Welcome! This is a simple notebook to demo Small-Fry usage. If you have any questions, please feel free to contact [tginart](https://github.com/tginart).

For the purposes of this demo, we will be compressing 1,000 rows (words) from the offical [Wiki Gigawords GloVe embeddings]. Our demo embeddings are light-weight enough to keep within the code repository.  

Although Small-Fry can be used as a command line utility, it is recommended to use Small-Fry as an API. 

First, import the library:

In [None]:
import smallfry as sfry

Space constraints:
* We are going to use the default bitrate, R = 1, for compression.
* If you have more space for your embeddings, be sure to give yourself a looser memory constraint!
* You may specify either as an approximate memory budget (in bytes) or as a bitrate (avg bits per entry in embeddings matrix)
* For most downstream applications, in order to incur <1% loss in extrinsic performance, the bitrate should be somewhere in (0.1,3). See TODO:paperlink for more details.

Output directory:
* You may optionally specify an output directory using the param outdir. 
* Otherwise, Small-Fry will write to the same directory containing the source embeddings.

Prior:
* The prior should be specified as word frequency counts over a corpus. Small-Fry automatically normalizes the frequency counts into a probability vector. 
* The prior should be a Python dictionary mapping word to float, saved in the `.npy` format. See [`numpy.save`](https://docs.scipy.org/doc/numpy-1.14.0/re)
* As discussed in TODO:paperlink, Small-Fry is robust to noisy priors. If you do not have a prior of your own, and your application will be processing common English, please use [this prior], collected from the wiki16 corpus [cite].

We proceed to define inputs for the compressor.

In [None]:
source_path = "glove.head.txt" #1000 lines out of the offical glove.6B.50d embeddings
prior_path = "prior.npy" #A prior for these 1000 words in dict format saved as npy.
word_rep = "trie" #Let's use the marisa-trie representation for the word list. It's more compact that a dict!
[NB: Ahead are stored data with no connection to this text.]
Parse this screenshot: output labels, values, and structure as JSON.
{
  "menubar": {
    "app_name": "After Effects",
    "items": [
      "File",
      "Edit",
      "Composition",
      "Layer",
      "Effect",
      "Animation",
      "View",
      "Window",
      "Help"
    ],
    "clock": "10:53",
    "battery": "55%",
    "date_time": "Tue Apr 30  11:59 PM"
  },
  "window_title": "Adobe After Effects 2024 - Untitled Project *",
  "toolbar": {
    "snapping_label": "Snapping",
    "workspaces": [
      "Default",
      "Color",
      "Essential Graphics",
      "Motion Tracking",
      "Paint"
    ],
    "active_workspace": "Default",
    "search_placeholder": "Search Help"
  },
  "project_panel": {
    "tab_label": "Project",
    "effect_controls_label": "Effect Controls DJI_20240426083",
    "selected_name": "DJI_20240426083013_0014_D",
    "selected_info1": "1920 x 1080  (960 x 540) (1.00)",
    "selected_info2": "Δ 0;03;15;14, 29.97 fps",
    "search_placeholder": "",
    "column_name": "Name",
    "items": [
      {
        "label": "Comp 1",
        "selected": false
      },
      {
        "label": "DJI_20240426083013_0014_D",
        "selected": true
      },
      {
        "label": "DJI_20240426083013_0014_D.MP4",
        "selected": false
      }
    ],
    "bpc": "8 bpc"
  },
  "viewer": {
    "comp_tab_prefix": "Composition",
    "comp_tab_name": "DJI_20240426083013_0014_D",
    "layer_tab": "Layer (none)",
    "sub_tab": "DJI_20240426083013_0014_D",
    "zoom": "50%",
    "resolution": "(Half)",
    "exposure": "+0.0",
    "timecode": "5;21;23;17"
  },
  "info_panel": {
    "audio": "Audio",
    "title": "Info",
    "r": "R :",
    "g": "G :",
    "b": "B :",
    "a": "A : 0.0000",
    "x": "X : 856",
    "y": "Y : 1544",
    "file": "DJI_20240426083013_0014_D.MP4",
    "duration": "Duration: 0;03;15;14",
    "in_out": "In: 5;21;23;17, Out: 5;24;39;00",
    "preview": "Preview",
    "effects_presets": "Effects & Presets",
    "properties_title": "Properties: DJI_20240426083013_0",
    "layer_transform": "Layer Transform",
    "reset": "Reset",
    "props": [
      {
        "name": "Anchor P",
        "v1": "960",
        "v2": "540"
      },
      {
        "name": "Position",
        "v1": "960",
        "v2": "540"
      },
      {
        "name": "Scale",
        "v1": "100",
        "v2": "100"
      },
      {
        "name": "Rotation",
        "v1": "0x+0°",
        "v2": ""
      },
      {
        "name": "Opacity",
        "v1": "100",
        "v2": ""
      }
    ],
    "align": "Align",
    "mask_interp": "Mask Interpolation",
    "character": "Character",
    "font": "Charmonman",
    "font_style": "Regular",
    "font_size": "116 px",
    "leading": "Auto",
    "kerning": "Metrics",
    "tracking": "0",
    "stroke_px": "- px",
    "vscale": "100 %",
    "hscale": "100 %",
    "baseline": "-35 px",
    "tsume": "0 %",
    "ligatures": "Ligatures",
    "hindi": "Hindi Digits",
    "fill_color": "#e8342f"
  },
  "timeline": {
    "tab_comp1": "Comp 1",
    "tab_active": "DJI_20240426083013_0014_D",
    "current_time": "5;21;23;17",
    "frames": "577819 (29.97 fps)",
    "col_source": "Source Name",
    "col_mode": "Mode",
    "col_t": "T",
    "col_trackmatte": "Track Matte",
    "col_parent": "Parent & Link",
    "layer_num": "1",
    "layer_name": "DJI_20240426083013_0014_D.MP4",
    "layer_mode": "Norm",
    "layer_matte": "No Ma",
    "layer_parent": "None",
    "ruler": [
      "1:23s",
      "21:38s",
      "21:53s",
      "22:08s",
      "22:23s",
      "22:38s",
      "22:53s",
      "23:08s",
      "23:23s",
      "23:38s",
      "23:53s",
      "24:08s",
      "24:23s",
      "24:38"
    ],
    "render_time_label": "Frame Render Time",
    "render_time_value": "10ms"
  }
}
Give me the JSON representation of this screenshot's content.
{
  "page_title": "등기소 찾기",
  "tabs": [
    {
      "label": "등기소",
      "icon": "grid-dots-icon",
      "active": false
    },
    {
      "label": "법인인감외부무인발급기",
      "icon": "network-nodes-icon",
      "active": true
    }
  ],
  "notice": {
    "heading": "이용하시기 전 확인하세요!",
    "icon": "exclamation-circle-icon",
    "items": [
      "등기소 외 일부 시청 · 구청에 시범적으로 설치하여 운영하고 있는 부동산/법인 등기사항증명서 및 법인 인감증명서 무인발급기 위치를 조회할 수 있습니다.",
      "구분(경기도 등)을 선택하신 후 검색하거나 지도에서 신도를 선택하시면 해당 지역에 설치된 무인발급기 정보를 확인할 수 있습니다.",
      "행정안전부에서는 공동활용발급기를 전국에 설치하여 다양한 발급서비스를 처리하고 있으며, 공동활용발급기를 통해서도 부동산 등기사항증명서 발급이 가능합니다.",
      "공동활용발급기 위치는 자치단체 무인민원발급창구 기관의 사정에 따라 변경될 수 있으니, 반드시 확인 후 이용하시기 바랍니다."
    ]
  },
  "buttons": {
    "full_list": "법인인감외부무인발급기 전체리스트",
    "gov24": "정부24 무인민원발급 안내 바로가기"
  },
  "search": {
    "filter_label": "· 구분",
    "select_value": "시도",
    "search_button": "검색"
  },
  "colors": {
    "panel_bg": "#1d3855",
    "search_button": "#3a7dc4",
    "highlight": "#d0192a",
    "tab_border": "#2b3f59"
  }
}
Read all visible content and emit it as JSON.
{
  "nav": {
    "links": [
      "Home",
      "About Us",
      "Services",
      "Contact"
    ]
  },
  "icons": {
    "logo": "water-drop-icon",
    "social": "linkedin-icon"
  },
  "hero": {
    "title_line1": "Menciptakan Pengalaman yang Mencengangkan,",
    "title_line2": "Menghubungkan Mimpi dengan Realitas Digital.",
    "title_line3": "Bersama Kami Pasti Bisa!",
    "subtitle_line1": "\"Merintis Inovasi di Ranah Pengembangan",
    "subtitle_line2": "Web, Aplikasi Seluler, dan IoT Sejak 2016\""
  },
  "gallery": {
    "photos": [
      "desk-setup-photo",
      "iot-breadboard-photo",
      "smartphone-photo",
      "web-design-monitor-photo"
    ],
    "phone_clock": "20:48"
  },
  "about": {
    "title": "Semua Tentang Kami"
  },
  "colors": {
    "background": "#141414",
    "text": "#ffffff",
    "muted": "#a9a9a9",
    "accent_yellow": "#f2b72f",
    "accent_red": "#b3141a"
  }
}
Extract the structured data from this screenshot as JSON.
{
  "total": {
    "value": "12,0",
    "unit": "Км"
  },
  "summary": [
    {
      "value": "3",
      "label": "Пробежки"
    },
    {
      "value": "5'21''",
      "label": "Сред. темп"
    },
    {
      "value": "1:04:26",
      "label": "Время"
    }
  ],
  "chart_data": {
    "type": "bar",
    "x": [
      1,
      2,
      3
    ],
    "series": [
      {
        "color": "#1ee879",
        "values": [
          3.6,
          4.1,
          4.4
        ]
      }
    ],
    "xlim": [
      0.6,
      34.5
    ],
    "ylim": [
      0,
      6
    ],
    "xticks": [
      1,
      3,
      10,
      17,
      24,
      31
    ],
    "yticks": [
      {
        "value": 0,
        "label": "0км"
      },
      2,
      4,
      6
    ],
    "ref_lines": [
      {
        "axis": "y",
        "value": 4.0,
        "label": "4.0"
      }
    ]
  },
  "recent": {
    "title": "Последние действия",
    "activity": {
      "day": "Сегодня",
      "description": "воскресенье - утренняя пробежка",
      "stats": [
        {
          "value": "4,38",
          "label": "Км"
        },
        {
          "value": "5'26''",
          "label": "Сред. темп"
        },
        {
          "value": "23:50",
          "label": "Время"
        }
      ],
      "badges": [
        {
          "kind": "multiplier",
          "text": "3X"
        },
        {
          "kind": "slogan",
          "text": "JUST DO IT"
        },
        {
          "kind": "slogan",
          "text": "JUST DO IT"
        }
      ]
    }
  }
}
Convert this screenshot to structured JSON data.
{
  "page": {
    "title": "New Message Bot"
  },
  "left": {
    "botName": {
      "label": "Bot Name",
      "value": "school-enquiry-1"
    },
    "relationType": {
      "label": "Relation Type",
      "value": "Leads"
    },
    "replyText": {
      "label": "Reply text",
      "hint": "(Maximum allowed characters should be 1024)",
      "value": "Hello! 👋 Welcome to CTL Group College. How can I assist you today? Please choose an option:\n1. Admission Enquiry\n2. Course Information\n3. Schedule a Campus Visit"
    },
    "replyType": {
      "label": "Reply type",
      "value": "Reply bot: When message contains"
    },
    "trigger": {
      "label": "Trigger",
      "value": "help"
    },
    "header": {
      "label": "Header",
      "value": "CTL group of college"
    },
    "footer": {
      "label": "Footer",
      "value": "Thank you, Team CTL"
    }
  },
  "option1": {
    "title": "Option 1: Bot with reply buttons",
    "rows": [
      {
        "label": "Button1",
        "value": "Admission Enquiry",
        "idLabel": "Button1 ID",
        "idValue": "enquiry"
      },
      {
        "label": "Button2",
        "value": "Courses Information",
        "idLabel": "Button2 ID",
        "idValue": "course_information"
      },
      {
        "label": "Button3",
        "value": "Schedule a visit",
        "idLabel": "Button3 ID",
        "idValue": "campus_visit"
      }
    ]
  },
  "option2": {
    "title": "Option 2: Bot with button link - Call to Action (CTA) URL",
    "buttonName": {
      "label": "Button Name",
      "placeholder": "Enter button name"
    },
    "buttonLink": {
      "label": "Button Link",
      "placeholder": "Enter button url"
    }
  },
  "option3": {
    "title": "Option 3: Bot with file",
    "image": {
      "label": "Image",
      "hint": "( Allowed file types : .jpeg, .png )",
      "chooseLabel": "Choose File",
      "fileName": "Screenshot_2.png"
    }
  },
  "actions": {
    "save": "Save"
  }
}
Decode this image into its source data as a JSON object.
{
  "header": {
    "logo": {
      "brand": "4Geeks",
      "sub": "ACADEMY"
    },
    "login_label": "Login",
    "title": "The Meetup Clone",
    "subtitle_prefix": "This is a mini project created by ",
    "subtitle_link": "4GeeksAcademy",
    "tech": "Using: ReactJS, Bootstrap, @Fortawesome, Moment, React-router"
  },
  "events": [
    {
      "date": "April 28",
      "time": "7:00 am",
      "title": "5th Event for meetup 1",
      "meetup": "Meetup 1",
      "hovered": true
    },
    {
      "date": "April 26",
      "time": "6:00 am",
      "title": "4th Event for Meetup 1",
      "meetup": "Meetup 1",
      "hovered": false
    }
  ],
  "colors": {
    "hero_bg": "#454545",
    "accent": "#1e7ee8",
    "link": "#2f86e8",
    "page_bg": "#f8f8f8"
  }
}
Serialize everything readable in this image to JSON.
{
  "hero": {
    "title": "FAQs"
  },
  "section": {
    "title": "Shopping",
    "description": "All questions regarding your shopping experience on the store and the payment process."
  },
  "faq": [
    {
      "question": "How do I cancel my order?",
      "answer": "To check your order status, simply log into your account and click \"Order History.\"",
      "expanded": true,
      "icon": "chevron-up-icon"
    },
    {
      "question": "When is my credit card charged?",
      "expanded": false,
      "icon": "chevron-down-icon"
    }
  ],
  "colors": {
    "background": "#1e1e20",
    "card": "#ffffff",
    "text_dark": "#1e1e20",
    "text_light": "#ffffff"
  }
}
We are now ready to make the API call:

In [None]:
word2idx, sfry_path = sfry.compress(source_path, prior_path, word_rep=word_rep)

Your Small-Fry embeddings have been written to file! I bet you they're pretty small! Let's check the filesizes before and after!

First, let's see how big the original embeddings are:

In [None]:
import os
os.popen("ls -lha glove.head.txt").read()

And now, let's check out the size of the Small-Fry embeddings:

In [None]:
os.popen("du -h glove.head.txt.sfry --apparent-size").read()

Wow! That's small!

Now, let's see how we can efficiently query for word vectors without inflating the entire `.sfry` representation.

Like with other embeddings, the user is responsible for keeping track of the word representation returned by the Small-Fry compressor, in `word2idx`. Optionally, the word representation can be automatically saved by the `compress` call, using the `write-word-rep` flag.

The path to Small-Fry's compressed embeddings is returned in `sfry_path`. Both of these returns are used in Small-Fry's `query` API call.

We proceed to define the inputs for the querying:

In [None]:
word = 'them' #The query word 
word_rep = word2idx #This can be a path to a saved word rep, or the Python object itself -- either way works.
query_path = sfry_path #This must be a path to a saved Small-Fry directory

We proceed to call the query routine:

In [None]:
word_vector = sfry.query(word, word_rep, query_path) #returns a numpy vector

print(word_vector)

But reading from disk can be slow! That's why Small-Fry can create a memory-mapped representation using `numpy.memmap`.

Use `sfry.load` to generate a Python wrapper object as follows: 

In [None]:
my_smallfry = sfry.load(sfry_path, word2idx) #generates a wrapper object for memory-mapped Small-Fry

And to query with your Small-Fry wrapper, just try:

In [None]:
print(my_smallfry.query(word))

It is as easy as that! You are now ready to use Small-Fry embeddings for your favorite NLP apps!